The utility industry used to be a sleepy backwater, primarily attracting only those investors who wanted low-risk, conservative investment plays. Huge changes in the industry have made many utility companies far riskier than they used to be, though, with exposure to commodity prices and other external factors jeopardizing results. Yet Piedmont Natural Gas (NYSE:PNY) has largely stayed close to its pure-utility roots, and that has been a good strategy to sustain 37 straight years of dividend increases.
Coming into its fiscal second-quarter report, Piedmont investors weren't certain whether the utility would be able to sustain its growth. But the company came through with solid numbers once again. Let's take a closer look at Piedmont Natural Gas and how it performed during the quarter.
Piedmont gasses up
The results for Piedmont Natural Gas during its fiscal second quarter were mixed. Operating revenues fell markedly, with an 8% drop to $424.9 million. Yet because Piedmont's revenue comes from selling natural gas, revenue fluctuates from quarter to quarter based on prevailing natural gas prices. As a result, declines in the cost that Piedmont paid for gas offset those revenue losses, and the utility's net income climbed 6% to $66.4 million, working out to earnings of $0.84 per share. That was a nickel more than most of those following the stock had expected, and 5% higher than last year's figures.
Looking more closely at Piedmont's results, the extent of the drop in gas prices provided most of the boost to the company's bottom line. Cost of gas fell 21% to $199.3 million, leaving Piedmont with a 7% better gross profit than it had during the year-ago quarter. Piedmont attributed the increase to rate adjustments in Tennessee and North Carolina, as well as growth in the number of customers throughout its coverage area. Piedmont also saw higher delivery volume, with the company delivering more than 125 million dekatherms, more than a fifth higher than last year. Overall, Piedmont did a good job of keeping its expenses under control, with just a 2% rise in operations and maintenance expenses helping to boost operating income by 12%.
One potential cause for concern came from the amount that Piedmont spent on interest during the quarter. By itself, the $18.1 million interest charge doesn't seem all that important, but the figure was up 50% from year-ago levels. Piedmont attributed the rise to higher amounts of debt and higher balances due to customers, as well as a drop in how much the company spent on construction expenditures, some of which it could usually offset against interest charges.
What's ahead for Piedmont?
Looking forward, Piedmont doesn't expect any huge changes compared to where it saw itself moving in the past. The company reiterated its previous earnings guidance for the full 2015 fiscal year, predicting earnings of between $1.82 and $1.92 per share.
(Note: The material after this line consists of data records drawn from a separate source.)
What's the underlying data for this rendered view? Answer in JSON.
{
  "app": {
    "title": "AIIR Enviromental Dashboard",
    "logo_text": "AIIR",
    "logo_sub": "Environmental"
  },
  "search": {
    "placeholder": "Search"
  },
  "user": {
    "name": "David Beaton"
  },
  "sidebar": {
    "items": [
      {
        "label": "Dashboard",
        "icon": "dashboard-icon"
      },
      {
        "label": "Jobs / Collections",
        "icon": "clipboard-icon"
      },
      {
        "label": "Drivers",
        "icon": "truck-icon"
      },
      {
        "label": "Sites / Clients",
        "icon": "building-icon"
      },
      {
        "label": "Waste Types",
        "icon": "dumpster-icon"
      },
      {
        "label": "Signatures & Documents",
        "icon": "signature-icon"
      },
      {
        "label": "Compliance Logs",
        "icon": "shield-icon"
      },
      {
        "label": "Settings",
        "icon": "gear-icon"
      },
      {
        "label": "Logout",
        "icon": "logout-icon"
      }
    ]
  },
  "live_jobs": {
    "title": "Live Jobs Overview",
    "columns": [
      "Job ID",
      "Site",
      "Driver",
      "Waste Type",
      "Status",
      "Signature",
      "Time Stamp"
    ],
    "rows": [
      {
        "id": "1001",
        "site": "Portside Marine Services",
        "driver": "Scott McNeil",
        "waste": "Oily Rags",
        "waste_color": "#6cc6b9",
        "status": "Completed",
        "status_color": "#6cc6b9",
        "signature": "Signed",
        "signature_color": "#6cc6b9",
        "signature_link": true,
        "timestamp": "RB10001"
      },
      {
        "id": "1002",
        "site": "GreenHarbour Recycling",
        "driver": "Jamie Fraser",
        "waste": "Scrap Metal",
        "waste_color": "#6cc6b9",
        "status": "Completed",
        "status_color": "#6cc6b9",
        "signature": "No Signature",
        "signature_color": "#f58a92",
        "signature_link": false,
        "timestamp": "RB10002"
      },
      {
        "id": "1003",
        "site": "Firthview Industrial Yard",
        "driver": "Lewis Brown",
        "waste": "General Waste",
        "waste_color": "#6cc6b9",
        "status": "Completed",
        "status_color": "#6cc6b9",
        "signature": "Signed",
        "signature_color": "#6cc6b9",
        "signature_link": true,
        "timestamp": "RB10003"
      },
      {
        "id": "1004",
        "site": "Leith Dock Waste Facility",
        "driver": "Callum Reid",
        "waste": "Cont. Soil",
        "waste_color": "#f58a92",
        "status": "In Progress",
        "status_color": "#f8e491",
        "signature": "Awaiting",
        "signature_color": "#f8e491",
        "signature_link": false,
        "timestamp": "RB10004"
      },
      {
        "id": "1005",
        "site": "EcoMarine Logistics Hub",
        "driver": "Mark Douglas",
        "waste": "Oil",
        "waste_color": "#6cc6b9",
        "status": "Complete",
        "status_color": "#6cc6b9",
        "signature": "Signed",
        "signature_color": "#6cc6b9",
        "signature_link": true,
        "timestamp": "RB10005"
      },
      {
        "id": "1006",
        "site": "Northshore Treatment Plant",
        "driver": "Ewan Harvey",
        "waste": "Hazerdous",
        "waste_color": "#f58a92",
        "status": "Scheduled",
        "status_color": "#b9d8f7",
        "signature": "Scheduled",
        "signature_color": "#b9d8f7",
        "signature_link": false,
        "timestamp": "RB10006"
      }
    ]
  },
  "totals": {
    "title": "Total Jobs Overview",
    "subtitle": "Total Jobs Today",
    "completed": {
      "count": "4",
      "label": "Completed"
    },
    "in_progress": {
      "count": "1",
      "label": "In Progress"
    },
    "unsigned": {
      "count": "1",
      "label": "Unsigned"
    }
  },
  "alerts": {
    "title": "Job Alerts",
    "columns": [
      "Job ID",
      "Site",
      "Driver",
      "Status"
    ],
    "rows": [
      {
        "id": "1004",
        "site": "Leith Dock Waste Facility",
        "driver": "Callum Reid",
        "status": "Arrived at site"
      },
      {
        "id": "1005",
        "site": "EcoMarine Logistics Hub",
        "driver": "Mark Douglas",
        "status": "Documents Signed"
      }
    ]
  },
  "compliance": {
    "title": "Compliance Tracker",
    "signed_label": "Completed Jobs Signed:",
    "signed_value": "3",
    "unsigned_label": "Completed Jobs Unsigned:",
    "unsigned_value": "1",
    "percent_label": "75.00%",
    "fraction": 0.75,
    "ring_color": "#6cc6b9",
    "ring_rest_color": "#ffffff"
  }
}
With the consensus figure right in the middle of that range at $1.86 per share, the news didn't bring any big surprise to Piedmont investors.
Dividend investors were also pleased to see the company sustain its increased dividend from last quarter, with the utility paying out $0.33 per share this quarter. Yet despite Piedmont's impressive track record of dividend growth, it's important to notice that for a full decade, Piedmont has only made single-penny quarterly increases to its payout, and as the dividend amount rises, the percentage increase that the $0.01 per share rise represents becomes steadily less substantial.
Still, one wildcard for Piedmont is its Constitution Pipeline joint venture. The deal helped push overall pre-tax income from joint ventures up by more than 10% during the quarter, and is playing an important role in bringing natural gas into North Carolina. If that trend continues, it could lead to greater consumption and help allow further growth in natural gas use in the heart of Piedmont's territory.
Piedmont investors didn't react strongly to the report, with shares hardly moving after the announcement and before the company's conference call Monday morning. For the most part, Piedmont has moved in line with interest rate trends, and given its 3.6% dividend yield and slow-growth prospects at least in the immediate future, Piedmont's future course will likely depend on rate movements rather than fundamental growth.